For the first time since the Great Recession in 2009, GE is now worth less than $100 billion. This is a significant milestone for the company, which was once worth over $300 billion at its peak. The decline in GE’s market value can be attributed to a number of factors, including a series of ill-timed acquisitions and a mounting pile of debt.

One of the major challenges facing GE is its struggling power division. The company has been hit hard by the shift away from fossil fuels towards renewable energy sources. GE’s power unit, which manufactures gas turbines and other energy equipment, has seen a significant decrease in demand, leading to a decline in profits.

In addition to its troubles in the power sector, GE has also faced scrutiny over its accounting practices. In 2017, the company announced that it would restate its earnings for the previous two years due to accounting errors. This revelation shook investor confidence in GE and contributed to the decline in its market value.

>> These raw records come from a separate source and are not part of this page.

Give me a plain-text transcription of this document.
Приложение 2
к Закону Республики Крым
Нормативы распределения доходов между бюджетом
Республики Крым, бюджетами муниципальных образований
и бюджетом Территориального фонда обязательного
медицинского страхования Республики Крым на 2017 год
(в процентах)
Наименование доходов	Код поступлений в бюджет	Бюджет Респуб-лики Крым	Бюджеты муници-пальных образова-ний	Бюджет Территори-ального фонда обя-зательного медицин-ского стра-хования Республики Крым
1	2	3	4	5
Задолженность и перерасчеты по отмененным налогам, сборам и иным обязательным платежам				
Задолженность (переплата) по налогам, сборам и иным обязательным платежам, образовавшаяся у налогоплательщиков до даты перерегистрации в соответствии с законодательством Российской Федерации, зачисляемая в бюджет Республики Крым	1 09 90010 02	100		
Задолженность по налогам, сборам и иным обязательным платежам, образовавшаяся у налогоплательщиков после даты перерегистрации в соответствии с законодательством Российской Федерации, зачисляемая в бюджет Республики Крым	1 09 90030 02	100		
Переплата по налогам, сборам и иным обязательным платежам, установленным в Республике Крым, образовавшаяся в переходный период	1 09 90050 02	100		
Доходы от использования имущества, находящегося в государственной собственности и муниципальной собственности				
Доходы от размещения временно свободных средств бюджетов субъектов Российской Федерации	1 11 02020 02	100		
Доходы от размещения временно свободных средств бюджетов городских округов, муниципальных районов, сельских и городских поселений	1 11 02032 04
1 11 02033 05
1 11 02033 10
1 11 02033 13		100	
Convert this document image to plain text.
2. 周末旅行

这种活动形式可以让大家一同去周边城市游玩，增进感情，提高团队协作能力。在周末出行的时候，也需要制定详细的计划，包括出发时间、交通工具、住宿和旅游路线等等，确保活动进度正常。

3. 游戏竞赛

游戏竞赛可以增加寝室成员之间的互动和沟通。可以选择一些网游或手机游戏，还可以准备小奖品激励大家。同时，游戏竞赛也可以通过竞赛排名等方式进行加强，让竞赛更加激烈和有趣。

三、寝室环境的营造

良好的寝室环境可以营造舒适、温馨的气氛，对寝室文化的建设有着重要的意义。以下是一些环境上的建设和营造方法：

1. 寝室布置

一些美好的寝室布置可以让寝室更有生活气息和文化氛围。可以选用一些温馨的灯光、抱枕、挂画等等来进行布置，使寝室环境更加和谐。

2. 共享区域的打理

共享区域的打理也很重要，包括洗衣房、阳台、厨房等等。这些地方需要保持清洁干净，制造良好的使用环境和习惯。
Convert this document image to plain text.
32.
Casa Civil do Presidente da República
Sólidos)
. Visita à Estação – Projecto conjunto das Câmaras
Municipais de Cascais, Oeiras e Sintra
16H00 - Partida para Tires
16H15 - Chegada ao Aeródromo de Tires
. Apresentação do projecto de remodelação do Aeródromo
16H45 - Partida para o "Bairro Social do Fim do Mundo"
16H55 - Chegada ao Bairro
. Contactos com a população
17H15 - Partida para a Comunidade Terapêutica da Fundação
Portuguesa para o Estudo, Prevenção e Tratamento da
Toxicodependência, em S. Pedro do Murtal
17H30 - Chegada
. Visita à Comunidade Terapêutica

To turn things around, GE has embarked on a series of cost-cutting measures and divestitures. The company has sold off several of its non-core businesses, including its transportation and healthcare units. GE has also announced plans to reduce its debt and pension obligations in an effort to improve its financial health.

Despite these efforts, GE still faces an uphill battle. The company’s stock price has continued to decline, and its market value remains below $100 billion. GE’s new CEO, Larry Culp, has acknowledged the challenges facing the company and has vowed to take decisive action to restore shareholder value.

In conclusion, GE’s decline in market value to below $100 billion is a sobering reminder of the challenges facing one of America’s most iconic companies. It remains to be seen whether GE can successfully navigate these challenges and regain the trust of investors. Only time will tell if GE can once again reclaim its status as a powerhouse in the American economy.